Voters in Ivory Coast cast their ballots on Sunday in a referendum to decide whether to approve a new constitution that President Alassane Ouattara argues will guarantee peace in the wake of years of political turmoil.
Under Ouattara, Ivory Coast has made an impressive recovery since a 2011 civil war capped a decade-long crisis. The International Monetary Fund projects it will be Africa’s fastest growing economy this year.
Despite five years of peace, however, Ivorians remain deeply divided along political and ethnic fault lines. And both they and the investors who are now flooding in crave the stability that will allow the world’s top cocoa grower to cement its status as the continent’s rising star.
“It’s a good constitution that will change the country,” said Assana Toure, 60, who voted early on Sunday in the Yopougon neighborhood of the commercial capital Abidjan. “There will no longer be disagreements over a lot of things.”
Opposition parties have called for a boycott, arguing that the new text was designed to further entrench Ouattara’s political coalition. And so, while the “yes” vote is heavily favored, turnout will be key to determining whether the text has the widespread backing of the people.
The current constitution, drafted under military rule after a 1999 coup, was at the heart of Ivory Coast’s prolonged unrest.
In its most controversial clause, it says presidential candidates’ parents must both be natural born Ivorians – a deliberate swipe at northerners, many of whom, like Ouattara, have family ties that straddle the borders with Burkina Faso and Mali.
The new constitution scraps that rule, which was used to disqualify Ouattara from a poll in 2000, and now only one parent must be Ivorian. It also creates a post of vice president and a senate. The president says all these new measures will guarantee more political stability.
However, the new text also allows future changes to the constitution to go ahead without a referendum and with just a two thirds majority in parliament – a body now heavily dominated by Ouattara’s allies – a fact that has raised concern among some rights groups.

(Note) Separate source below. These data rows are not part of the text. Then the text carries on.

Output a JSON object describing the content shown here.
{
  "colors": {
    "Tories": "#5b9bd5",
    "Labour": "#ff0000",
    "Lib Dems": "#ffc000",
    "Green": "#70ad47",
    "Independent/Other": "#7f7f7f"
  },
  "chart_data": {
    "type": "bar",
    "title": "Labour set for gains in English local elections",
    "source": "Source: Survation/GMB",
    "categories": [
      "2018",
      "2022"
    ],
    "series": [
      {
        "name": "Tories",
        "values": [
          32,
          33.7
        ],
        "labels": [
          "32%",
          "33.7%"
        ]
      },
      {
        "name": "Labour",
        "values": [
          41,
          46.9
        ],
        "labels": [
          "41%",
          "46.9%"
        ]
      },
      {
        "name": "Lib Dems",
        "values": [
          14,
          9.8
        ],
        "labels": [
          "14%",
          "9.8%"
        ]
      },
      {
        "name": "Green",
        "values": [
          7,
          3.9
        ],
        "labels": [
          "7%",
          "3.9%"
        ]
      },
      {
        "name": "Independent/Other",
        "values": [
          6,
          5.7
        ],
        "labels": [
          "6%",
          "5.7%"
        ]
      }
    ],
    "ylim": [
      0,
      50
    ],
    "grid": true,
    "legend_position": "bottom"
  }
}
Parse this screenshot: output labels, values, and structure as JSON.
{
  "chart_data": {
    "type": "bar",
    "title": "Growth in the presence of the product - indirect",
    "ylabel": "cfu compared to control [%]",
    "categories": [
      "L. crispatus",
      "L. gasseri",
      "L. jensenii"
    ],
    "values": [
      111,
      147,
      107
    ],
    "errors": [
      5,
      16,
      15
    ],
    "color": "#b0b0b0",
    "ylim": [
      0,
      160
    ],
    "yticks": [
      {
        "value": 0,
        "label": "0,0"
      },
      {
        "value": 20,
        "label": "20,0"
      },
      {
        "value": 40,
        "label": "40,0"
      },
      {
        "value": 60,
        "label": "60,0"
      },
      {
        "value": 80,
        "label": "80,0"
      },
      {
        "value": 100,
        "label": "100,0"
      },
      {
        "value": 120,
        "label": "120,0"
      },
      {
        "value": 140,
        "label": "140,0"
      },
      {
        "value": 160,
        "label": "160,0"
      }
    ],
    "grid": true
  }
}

Some civil society groups and diplomats, meanwhile, have criticized the process of drafting the text and submitting it to a plebiscite as rushed and lacking transparency. Voters have had just two and a half weeks to review the 184-article charter.
Rights groups also worry that a two-ballot system introduced for the referendum – whereby voters receive a ‘yes’ and a ‘no’ ballot, instead of one paper with a box to sign their preference – could open the door to fraud during the vote. Ouattara dismissed that concern as unfounded during a meeting with civil society leaders last week.